Le mot-dièse d’Ibrahim Abdullahi allait rapidement devenir un des thèmes de campagne en ligne les plus populaires d’Afrique, partagé plus de quatre millions de fois en un mois sur le réseau social.

L’adhésion de personnalités, de la starlette Kim Kardashian à la première dame américaine Michelle Obama et au chef du gouvernement britannique David Cameron, lui ont ensuite donné une dimension internationale.

#BringBackOurGirls a sans aucun doute contribué à attirer l’attention sur un conflit obscur qui a fait au moins 20.000 morts et chassé plus de 2,6 millions de personnes de chez elles depuis 2009.

La campagne a aussi galvanisé les soutiens à la lutte contre Boko Haram à un moment où l’armée nigériane perdait des territoires et le soutien de la population face aux insurgés.

Mais deux ans plus tard, #BringBackOurGirls risque de connaître le sort d’autres protestations en ligne à l’influence limitée, estime Ufuoma Akpojivi, spécialiste des médias sociaux à l’université de Witwatersrand de Johannesburg, en Afrique du Sud.

Sur le terrain, on reste sans nouvelles de 219 des 276 filles de Chibok – les autres ont réussi à s’échapper -, leur lycée est en ruine et la petite ville de Chibok attend toujours son développement.

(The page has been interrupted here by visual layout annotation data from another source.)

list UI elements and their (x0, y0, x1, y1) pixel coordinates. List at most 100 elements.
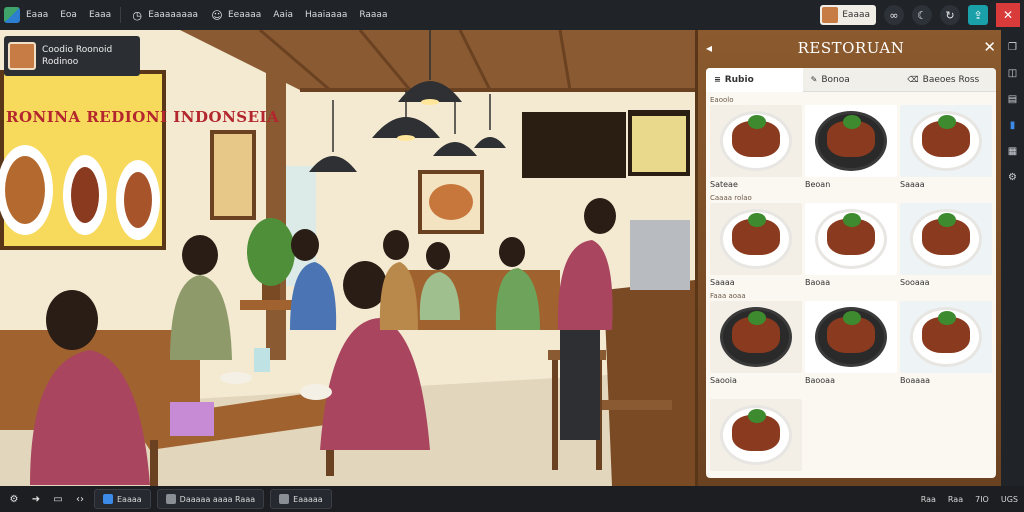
panel-body: ≡ Rubio ✎ Bonoa ⌫ Baeoes Ross Eaoolo Sate… (706, 68, 996, 478)
menu-item[interactable]: Caaaa rolao Saaaa (710, 194, 802, 290)
user-label: Eaaaa (842, 10, 870, 20)
menu-item-caption: Caaaa rolao (710, 194, 752, 202)
top-bar: Eaaa Eoa Eaaa ◷ Eaaaaaaaa ☺ Eeaaaa Aaia … (0, 0, 1024, 30)
user-icon: ☺ (211, 8, 223, 22)
topbar-right-group: Eaaaa ∞ ☾ ↻ ⇪ ✕ (820, 0, 1024, 30)
code-icon[interactable]: ‹› (72, 491, 88, 507)
menu-item-caption (805, 292, 897, 301)
bell-icon: ✎ (810, 75, 818, 84)
panel-title: RESTORUAN (797, 39, 905, 57)
garnish-image (748, 213, 766, 227)
tab-label: Baeoes Ross (922, 74, 980, 85)
garnish-image (938, 115, 956, 129)
menu-item[interactable]: Boaaaa (900, 292, 992, 388)
menu-item[interactable] (710, 390, 802, 478)
taskbar-task-1[interactable]: Eaaaa (94, 489, 151, 509)
text-icon[interactable]: ▤ (1006, 92, 1020, 106)
user-chip[interactable]: Eaaaa (820, 5, 876, 25)
menu-item-photo (710, 105, 802, 177)
menu-item-name: Saaaa (710, 278, 735, 287)
task-label: Eaaaaa (293, 494, 323, 504)
garnish-image (843, 115, 861, 129)
restaurant-scene: Coodio Roonoid Rodinoo RONINA REDIONI IN… (0, 30, 695, 486)
menu-item-label: Eaaaaaaaa (148, 10, 198, 20)
menu-item-photo (710, 203, 802, 275)
menu-item-1[interactable]: Eaaa (20, 0, 54, 30)
menu-item-label: Eaaa (88, 10, 112, 20)
notification-toast[interactable]: Coodio Roonoid Rodinoo (4, 36, 140, 76)
menu-item-photo (805, 105, 897, 177)
garnish-image (748, 115, 766, 129)
status-text: UGS (1000, 494, 1018, 504)
menu-item[interactable]: Eaoolo Sateae (710, 96, 802, 192)
menu-item[interactable]: Baoaa (805, 194, 897, 290)
notification-title: Coodio Roonoid (42, 45, 113, 55)
taskbar-status: Raa Raa 7IO UGS (921, 486, 1018, 512)
app-icon (279, 494, 290, 504)
menu-item-caption (900, 194, 992, 203)
avatar (822, 7, 839, 23)
garnish-image (748, 311, 766, 325)
menu-item-people[interactable]: ☺ Eeaaaa (204, 0, 267, 30)
menu-item-photo (805, 301, 897, 373)
menu-item-name (710, 473, 802, 478)
menu-item[interactable]: Beoan (805, 96, 897, 192)
menu-item[interactable]: Saaaa (900, 96, 992, 192)
tab-menu[interactable]: ≡ Rubio (706, 68, 803, 92)
app-icon (103, 494, 113, 504)
menu-item[interactable]: Sooaaa (900, 194, 992, 290)
list-icon: ≡ (714, 75, 721, 84)
settings-icon[interactable]: ⚙ (1006, 170, 1020, 184)
garnish-image (938, 311, 956, 325)
menu-item-name: Baooaa (805, 376, 835, 385)
menu-grid: Eaoolo Sateae Beoan Saaaa Caaaa rolao Saaaa Ba… (710, 96, 992, 478)
scene-illustration (0, 30, 695, 486)
tab-label: Bonoa (821, 74, 850, 85)
status-text: Raa (920, 494, 936, 504)
menu-item-name: Sateae (710, 180, 738, 189)
taskbar-task-2[interactable]: Daaaaa aaaa Raaa (156, 489, 265, 509)
layers-icon[interactable]: ◫ (1006, 66, 1020, 80)
close-icon[interactable]: ✕ (983, 38, 996, 56)
stack-icon[interactable]: ▦ (1006, 144, 1020, 158)
copy-icon[interactable]: ❐ (1006, 40, 1020, 54)
garnish-image (843, 213, 861, 227)
refresh-icon[interactable]: ↻ (940, 5, 960, 25)
menu-item-2[interactable]: Eoa (54, 0, 83, 30)
menu-item[interactable]: Faaa aoaa Saooia (710, 292, 802, 388)
menu-item-7[interactable]: Haaiaaaa (299, 0, 353, 30)
menu-item-caption: Faaa aoaa (710, 292, 746, 300)
menu-item-name: Saooia (710, 376, 737, 385)
chart-icon[interactable]: ▮ (1006, 118, 1020, 132)
menu-item-photo (900, 105, 992, 177)
app-logo[interactable] (4, 7, 20, 23)
menu-item-history[interactable]: ◷ Eaaaaaaaa (124, 0, 204, 30)
gear-icon[interactable]: ⚙ (6, 491, 22, 507)
menu-item-3[interactable]: Eaaa (83, 0, 117, 30)
menu-item-name: Beoan (805, 180, 831, 189)
link-icon[interactable]: ∞ (884, 5, 904, 25)
menu-item-name: Sooaaa (900, 278, 930, 287)
arrow-icon[interactable]: ➜ (28, 491, 44, 507)
menu-item-8[interactable]: Raaaa (353, 0, 393, 30)
share-icon[interactable]: ⇪ (968, 5, 988, 25)
right-rail: ❐ ◫ ▤ ▮ ▦ ⚙ (1001, 30, 1024, 486)
tab-tags[interactable]: ⌫ Baeoes Ross (899, 68, 996, 92)
window-icon[interactable]: ▭ (50, 491, 66, 507)
app-window: Eaaa Eoa Eaaa ◷ Eaaaaaaaa ☺ Eeaaaa Aaia … (0, 0, 1024, 512)
task-label: Daaaaa aaaa Raaa (179, 494, 256, 504)
moon-icon[interactable]: ☾ (912, 5, 932, 25)
close-icon[interactable]: ✕ (996, 3, 1020, 27)
menu-item-caption (805, 194, 897, 203)
restaurant-banner-text: RONINA REDIONI INDONSEIA (6, 108, 280, 126)
menu-item[interactable]: Baooaa (805, 292, 897, 388)
clock-icon: ◷ (132, 8, 142, 22)
menu-item-photo (900, 301, 992, 373)
menu-item-name: Boaaaa (900, 376, 930, 385)
menu-item-label: Aaia (273, 10, 293, 20)
tab-notifications[interactable]: ✎ Bonoa (803, 68, 900, 92)
menu-item-photo (710, 399, 802, 471)
menu-item-caption (900, 96, 992, 105)
taskbar-task-3[interactable]: Eaaaaa (270, 489, 332, 509)
menu-item-6[interactable]: Aaia (267, 0, 299, 30)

« Il n’y a pas grand résultat à montrer », déclare Yana Galang, dont la fille Rifkatu fait partie des 219 lycéennes dont la dernière apparition publique remonte à une vidéo de Boko Haram de mai 2014.

« La seule chose qui compte est le retour de ma fille. Cela fait trop longtemps que ça dure », dit-elle alors que les parents des élèves enlevées se préparent à organiser une veillée de prière au lycée de Chibok jeudi soir.

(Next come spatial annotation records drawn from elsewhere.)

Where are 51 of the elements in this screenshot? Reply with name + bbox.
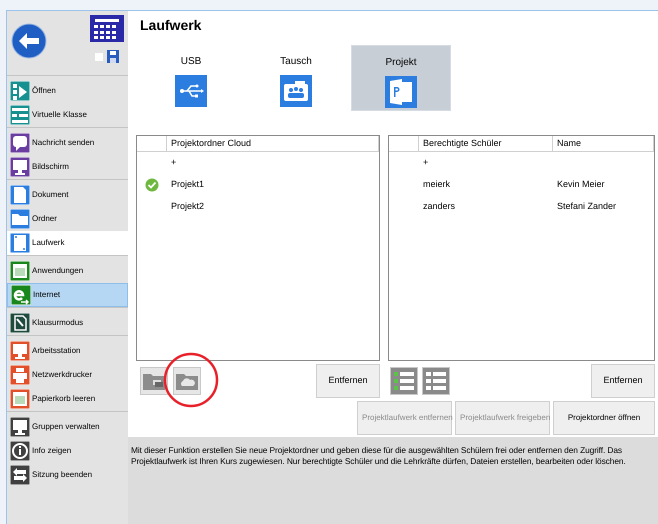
table-cell-text: + (170, 156, 178, 170)
cloud-folder-icon (176, 372, 198, 390)
checklist-icon (393, 371, 415, 391)
sidebar-item[interactable]: Virtuelle Klasse (7, 103, 128, 127)
project-document-icon (385, 76, 417, 108)
sidebar-item[interactable]: Internet (7, 283, 128, 307)
sidebar-item[interactable]: Laufwerk (7, 231, 128, 255)
remove-button[interactable]: Entfernen (316, 364, 380, 398)
folder-button[interactable] (140, 367, 168, 395)
sidebar-item[interactable]: Öffnen (7, 79, 128, 103)
page-title: Laufwerk (139, 16, 202, 35)
save-icon[interactable] (107, 50, 119, 63)
usb-icon (175, 75, 207, 107)
sidebar-item[interactable]: Arbeitsstation (7, 339, 128, 363)
sidebar-item[interactable]: Klausurmodus (7, 311, 128, 335)
table-cell-text: Projekt2 (170, 200, 206, 214)
list-button[interactable] (422, 367, 450, 395)
column-header[interactable]: Berechtigte Schüler (419, 136, 553, 151)
keypad-icon[interactable] (90, 15, 124, 42)
table-cell: meierk (423, 179, 450, 190)
sidebar-item[interactable]: Anwendungen (7, 259, 128, 283)
sidebar-item[interactable]: Ordner (7, 207, 128, 231)
table-cell: zanders (423, 201, 456, 212)
cloud-folder-button[interactable] (173, 367, 201, 395)
table-cell: + (423, 157, 428, 168)
folder-stack-icon (143, 372, 165, 390)
select-all-button[interactable] (390, 367, 418, 395)
sidebar-item[interactable]: Gruppen verwalten (7, 415, 128, 439)
sidebar-item[interactable]: Nachricht senden (7, 131, 128, 155)
sidebar-item[interactable]: Papierkorb leeren (7, 387, 128, 411)
action-button[interactable]: Projektordner öffnen (553, 401, 655, 435)
table-cell-text: Projekt1 (170, 178, 206, 192)
table-cell: Kevin Meier (557, 179, 605, 190)
drive-tab[interactable]: Tausch (246, 45, 346, 111)
sidebar-item[interactable]: Netzwerkdrucker (7, 363, 128, 387)
sidebar-item[interactable]: Sitzung beenden (7, 463, 128, 487)
list-icon (425, 371, 447, 391)
sidebar-item[interactable]: Bildschirm (7, 155, 128, 179)
sidebar-item[interactable]: Info zeigen (7, 439, 128, 463)
column-header[interactable]: Projektordner Cloud (167, 136, 379, 151)
people-folder-icon (280, 75, 312, 107)
column-header[interactable]: Name (553, 136, 654, 151)
sidebar-item[interactable]: Dokument (7, 183, 128, 207)
description-text: Mit dieser Funktion erstellen Sie neue Projektordner und geben diese für die ausgewählten Schülern frei oder entfernen den Zugriff. Das Projektlaufwerk ist Ihren Kurs zugewiesen. Nur berechtigte Schüler und die Lehrkräfte dürfen, Dateien erstellen, bearbeiten oder löschen. (131, 445, 627, 467)
highlight-circle (163, 352, 219, 408)
checkbox[interactable] (95, 53, 103, 61)
back-icon[interactable] (11, 23, 47, 59)
table-cell: Stefani Zander (557, 201, 616, 212)
drive-tab[interactable]: USB (141, 45, 241, 111)
remove-button[interactable]: Entfernen (591, 364, 655, 398)
drive-tab[interactable]: Projekt (351, 45, 451, 111)
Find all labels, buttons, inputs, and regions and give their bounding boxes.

Concrétiser un succès sur les médias sociaux a toujours été un problème pour les campagnes comme #BlackLivesMatter ou #OccupyWallStreet.

#BringBackOurGirls a initialement réussi à mobiliser des foules dans les rues du Nigeria, un pays où les manifestations de masse sont rares. Mais la politique politicienne a ensuite repris ses droits, explique M. Akpojivi.

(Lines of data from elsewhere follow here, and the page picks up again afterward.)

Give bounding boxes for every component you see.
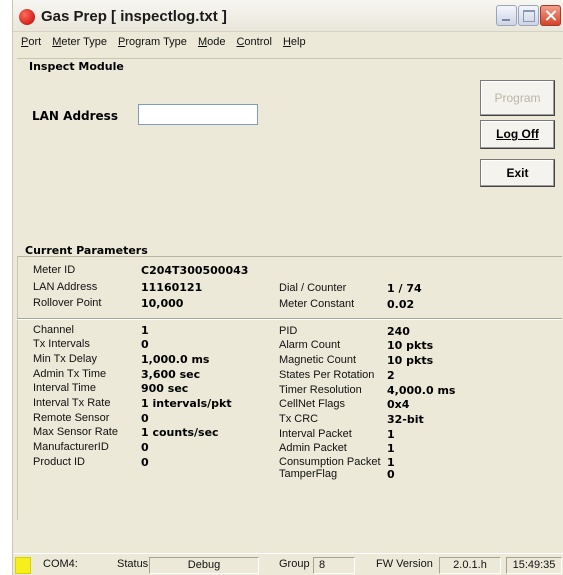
param-label: Tx CRC bbox=[279, 413, 319, 425]
param-value: 0 bbox=[141, 456, 149, 469]
status-label: Status bbox=[117, 558, 149, 570]
dial-counter-value: 1 / 74 bbox=[387, 282, 422, 295]
minimize-button[interactable] bbox=[496, 5, 517, 26]
clock: 15:49:35 bbox=[506, 557, 562, 574]
param-label: ManufacturerID bbox=[33, 441, 109, 453]
title-bar[interactable]: Gas Prep [ inspectlog.txt ] bbox=[13, 0, 563, 32]
rollover-point-value: 10,000 bbox=[141, 297, 184, 310]
param-value: 32-bit bbox=[387, 413, 424, 426]
menu-mode[interactable]: Mode bbox=[195, 33, 234, 53]
param-label: Alarm Count bbox=[279, 339, 341, 351]
param-value: 1 bbox=[387, 442, 395, 455]
param-label: Channel bbox=[33, 324, 74, 336]
menu-control[interactable]: Control bbox=[233, 33, 279, 53]
meter-constant-label: Meter Constant bbox=[279, 298, 355, 310]
connection-indicator-icon bbox=[15, 557, 31, 574]
menu-port[interactable]: Port bbox=[18, 33, 49, 53]
param-value: 10 pkts bbox=[387, 339, 434, 352]
group-value: 8 bbox=[313, 557, 355, 574]
app-window: Gas Prep [ inspectlog.txt ] Port Meter T… bbox=[12, 0, 563, 575]
param-value: 0 bbox=[141, 412, 149, 425]
param-value: 0 bbox=[141, 441, 149, 454]
exit-button[interactable]: Exit bbox=[480, 159, 555, 187]
param-value: 4,000.0 ms bbox=[387, 384, 456, 397]
menu-meter-type[interactable]: Meter Type bbox=[49, 33, 115, 53]
param-value: 1 bbox=[387, 428, 395, 441]
param-label: Timer Resolution bbox=[279, 384, 362, 396]
lan-address-param-value: 11160121 bbox=[141, 281, 203, 294]
param-label: CellNet Flags bbox=[279, 398, 346, 410]
status-bar: COM4: Status Debug Group 8 FW Version 2.… bbox=[13, 553, 563, 575]
param-value: 240 bbox=[387, 325, 410, 338]
meter-id-value: C204T300500043 bbox=[141, 264, 249, 277]
param-label: Tx Intervals bbox=[33, 338, 90, 350]
fw-version-label: FW Version bbox=[376, 558, 433, 570]
param-label: Remote Sensor bbox=[33, 412, 110, 424]
param-label: Consumption Packet bbox=[279, 456, 381, 468]
log-off-button[interactable]: Log Off bbox=[480, 120, 555, 149]
fw-version-value: 2.0.1.h bbox=[439, 557, 501, 574]
param-value: 1 bbox=[141, 324, 149, 337]
port-status: COM4: bbox=[43, 558, 78, 570]
param-value: 900 sec bbox=[141, 382, 189, 395]
param-value: 0 bbox=[141, 338, 149, 351]
menu-program-type[interactable]: Program Type bbox=[115, 33, 195, 53]
param-value: 3,600 sec bbox=[141, 368, 201, 381]
param-value: 0 bbox=[387, 468, 395, 481]
param-value: 10 pkts bbox=[387, 354, 434, 367]
param-label: TamperFlag bbox=[279, 468, 338, 480]
close-button[interactable] bbox=[540, 5, 561, 26]
param-value: 1,000.0 ms bbox=[141, 353, 210, 366]
param-label: Interval Tx Rate bbox=[33, 397, 111, 409]
param-value: 1 counts/sec bbox=[141, 426, 219, 439]
param-label: Interval Time bbox=[33, 382, 96, 394]
param-label: Admin Tx Time bbox=[33, 368, 107, 380]
param-label: Min Tx Delay bbox=[33, 353, 97, 365]
menu-bar: Port Meter Type Program Type Mode Contro… bbox=[13, 33, 563, 53]
parameters-divider bbox=[17, 318, 562, 320]
param-value: 0x4 bbox=[387, 398, 410, 411]
param-value: 2 bbox=[387, 369, 395, 382]
param-label: States Per Rotation bbox=[279, 369, 375, 381]
rollover-point-label: Rollover Point bbox=[33, 297, 102, 309]
meter-id-label: Meter ID bbox=[33, 264, 76, 276]
dial-counter-label: Dial / Counter bbox=[279, 282, 347, 294]
mode-status: Debug bbox=[149, 557, 259, 574]
lan-address-input[interactable] bbox=[138, 104, 258, 125]
param-label: Interval Packet bbox=[279, 428, 352, 440]
window-title: Gas Prep [ inspectlog.txt ] bbox=[41, 8, 227, 25]
param-label: Product ID bbox=[33, 456, 85, 468]
lan-address-param-label: LAN Address bbox=[33, 281, 98, 293]
app-icon[interactable] bbox=[19, 9, 35, 25]
meter-constant-value: 0.02 bbox=[387, 298, 415, 311]
menu-help[interactable]: Help bbox=[280, 33, 314, 53]
lan-address-label: LAN Address bbox=[32, 109, 118, 123]
param-label: PID bbox=[279, 325, 298, 337]
inspect-module-title: Inspect Module bbox=[29, 60, 124, 73]
program-button[interactable]: Program bbox=[480, 80, 555, 116]
param-value: 1 intervals/pkt bbox=[141, 397, 232, 410]
param-label: Admin Packet bbox=[279, 442, 347, 454]
param-label: Max Sensor Rate bbox=[33, 426, 118, 438]
maximize-button[interactable] bbox=[518, 5, 539, 26]
param-label: Magnetic Count bbox=[279, 354, 357, 366]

Les partisans de Goodluck Jonathan, un chrétien du Sud qui était président du Nigeria au moment du kidnapping, ont estimé que la mobilisation masquait une attaque de ses adversaires issus du Nord musulman pour empêcher sa réélection à la présidentielle de mars 2015.

« Ils ont jugé que le mouvement était alimenté par l’opposition pour les discréditer et le gouvernement a traité le mouvement comme des criminels », commente M. Akpojivi.

« On estime souvent à tort que l’utilisation des réseaux sociaux et des nouvelles technologies peut produire les changements voulus », ajoute le chercheur.

#BringBackOurGirls a aussi eu le mérite de mobiliser les Etats-Unis. Mais l’aide de la première puissance mondiale – plus de 400 millions de dollars pour la lutte contre Boko Haram – n’a pas libéré les lycéennes de Chibok.

Un mois après leur enlèvement, le président Barack Obama a envoyé quelque 80 militaires au Tchad, voisin du Nigeria, pour aider à localiser les filles. Des spécialistes américains et britanniques auraient réussi à retrouver la trace de certaines d’entre elles et informé les Nigérians. Mais rien n’a suivi.

Le Pentagone a expliqué que les militaires américains ont été redéployés parce que l’armée nigériane avait cessé de réclamer leurs services.

La parlementaire américaine Frederica Wilson, qui anime la campagne #BringBackOurGirls à Washington, reconnait les difficultés.

« Trop de gens pensent qu’ils peuvent limiter leur participation à cette cause à des tweets », regrette-t-elle sans cacher son inquiétude pour les disparues. « Je prie qu’elles soient encore en vie mais la réalité est qu’on ignore où elles sont et ce qu’elles font ».